The ancient art of blacksmithing lives in on the heart of Footscray, thanks to Matthew St George of Dragon Forge. He speaks with Benjamin Millar.
What is your connection with Footscray?
I had already clocked up some fond memories of Footscray prior to living here, so when the opportunity came to buy an old, run-down rabbit abattoir that was in dire need of repair, my partner and I didn’t hesitate to take on the epic task of deconstructing it and converting it into a place to live and work.
Ten years later, I can honestly say I’m glad we didn’t know what we were in for, otherwise I would have chosen a site that was far less challenging.
What do you love most about the area?
I love that Footscray is a ‘crucible’ for arts and culture. There’s so much diversity in so many ways, which keeps things interesting, but this is also changing rapidly. I hope the Council maintains its support of artists and the different cultures in the area and enables them to continue to contribute to the suburb’s future in a meaningful way.
Do you have a favourite local place or places to spend time?
I enjoy going for walks with my family along the Maribyrnong. We sometimes grab a coffee at the Happy River Cafe and drop in to the occasional exhibition at the FCAC gallery. We also frequent the Footscray and Little Saigon Markets. We’re fortunate enough to live right next door to The Reverence Hotel with their fantastic food and great support for a variety of performance artists. They are also very considerate neighbours.
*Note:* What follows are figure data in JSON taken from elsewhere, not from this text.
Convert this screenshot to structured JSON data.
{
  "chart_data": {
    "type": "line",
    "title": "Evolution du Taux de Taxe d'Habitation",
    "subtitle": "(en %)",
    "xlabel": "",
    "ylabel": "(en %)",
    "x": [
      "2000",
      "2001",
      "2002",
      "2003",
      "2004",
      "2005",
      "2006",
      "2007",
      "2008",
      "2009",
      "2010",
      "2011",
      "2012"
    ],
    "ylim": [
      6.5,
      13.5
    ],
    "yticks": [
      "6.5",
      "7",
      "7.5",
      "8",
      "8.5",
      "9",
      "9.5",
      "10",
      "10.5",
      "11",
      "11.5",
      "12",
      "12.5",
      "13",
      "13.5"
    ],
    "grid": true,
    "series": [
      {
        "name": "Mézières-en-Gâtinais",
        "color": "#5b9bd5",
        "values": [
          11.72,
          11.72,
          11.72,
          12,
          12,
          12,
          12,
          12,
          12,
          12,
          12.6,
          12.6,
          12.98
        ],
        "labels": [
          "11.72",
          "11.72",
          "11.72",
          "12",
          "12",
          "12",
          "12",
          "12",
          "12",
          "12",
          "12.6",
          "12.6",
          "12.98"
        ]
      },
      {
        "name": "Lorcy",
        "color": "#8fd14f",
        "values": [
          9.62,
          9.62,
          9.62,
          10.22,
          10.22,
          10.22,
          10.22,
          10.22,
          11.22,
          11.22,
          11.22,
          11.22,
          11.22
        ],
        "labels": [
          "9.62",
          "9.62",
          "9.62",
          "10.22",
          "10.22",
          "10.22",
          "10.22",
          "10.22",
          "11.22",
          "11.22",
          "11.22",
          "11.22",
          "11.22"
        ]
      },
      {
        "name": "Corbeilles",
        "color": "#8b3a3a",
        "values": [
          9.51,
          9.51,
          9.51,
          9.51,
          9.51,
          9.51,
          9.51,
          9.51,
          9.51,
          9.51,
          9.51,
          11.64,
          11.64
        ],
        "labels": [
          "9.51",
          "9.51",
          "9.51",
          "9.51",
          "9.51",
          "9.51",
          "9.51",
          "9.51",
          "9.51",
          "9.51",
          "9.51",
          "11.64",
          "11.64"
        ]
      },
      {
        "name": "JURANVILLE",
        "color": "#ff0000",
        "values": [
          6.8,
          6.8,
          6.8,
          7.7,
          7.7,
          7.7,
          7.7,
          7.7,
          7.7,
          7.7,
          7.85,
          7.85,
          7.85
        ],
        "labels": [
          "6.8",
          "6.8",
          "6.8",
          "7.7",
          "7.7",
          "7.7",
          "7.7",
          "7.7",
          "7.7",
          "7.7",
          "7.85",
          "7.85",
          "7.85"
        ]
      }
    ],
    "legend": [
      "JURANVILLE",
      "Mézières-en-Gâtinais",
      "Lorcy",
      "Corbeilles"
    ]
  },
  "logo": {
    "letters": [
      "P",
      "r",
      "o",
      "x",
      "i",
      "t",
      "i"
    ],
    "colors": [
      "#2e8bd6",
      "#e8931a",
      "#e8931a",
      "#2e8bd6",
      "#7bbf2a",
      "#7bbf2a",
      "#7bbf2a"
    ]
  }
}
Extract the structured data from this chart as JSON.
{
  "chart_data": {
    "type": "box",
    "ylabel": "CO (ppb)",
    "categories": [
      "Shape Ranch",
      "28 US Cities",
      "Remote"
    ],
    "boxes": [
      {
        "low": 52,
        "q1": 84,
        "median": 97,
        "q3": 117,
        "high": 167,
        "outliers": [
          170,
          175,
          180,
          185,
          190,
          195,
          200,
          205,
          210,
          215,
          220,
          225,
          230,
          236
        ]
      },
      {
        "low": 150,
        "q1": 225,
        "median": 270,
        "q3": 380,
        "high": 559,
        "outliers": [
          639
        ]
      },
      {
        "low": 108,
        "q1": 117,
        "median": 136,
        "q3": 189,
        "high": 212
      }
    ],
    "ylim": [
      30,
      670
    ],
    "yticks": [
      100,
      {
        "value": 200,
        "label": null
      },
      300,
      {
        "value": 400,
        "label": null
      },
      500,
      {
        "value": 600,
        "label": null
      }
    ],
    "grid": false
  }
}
How did you become involved in blacksmithing?
Blacksmithing was a natural evolution for me. It’s something I’ve been interested in since I was a teenager. I spent a long time exploring and making things from clay, wood, stone and precious metal, but when I eventually discovered that blacksmithing still has an important role in this age of disposable, machine made goods, I leapt at the opportunity to do something that satisfied my appreciation for making things that last.
What’s the best thing about being a blacksmith?
The magic of being a blacksmith is that it’s a bit like alchemy. You take raw material, expose it to heat, air and water, and with a lot of careful hammering, you can create something really interesting and beautiful that will stand the test of time.
What’s the most unusual thing someone has asked you to create?
The most unusual thing that I made in recent years was some finger armour comprised of three stainless steel, interlocking rings. It was for a kinesiologist who was rather attached to his finger and preferred for it not to be bitten off when working inside the mouths of young children.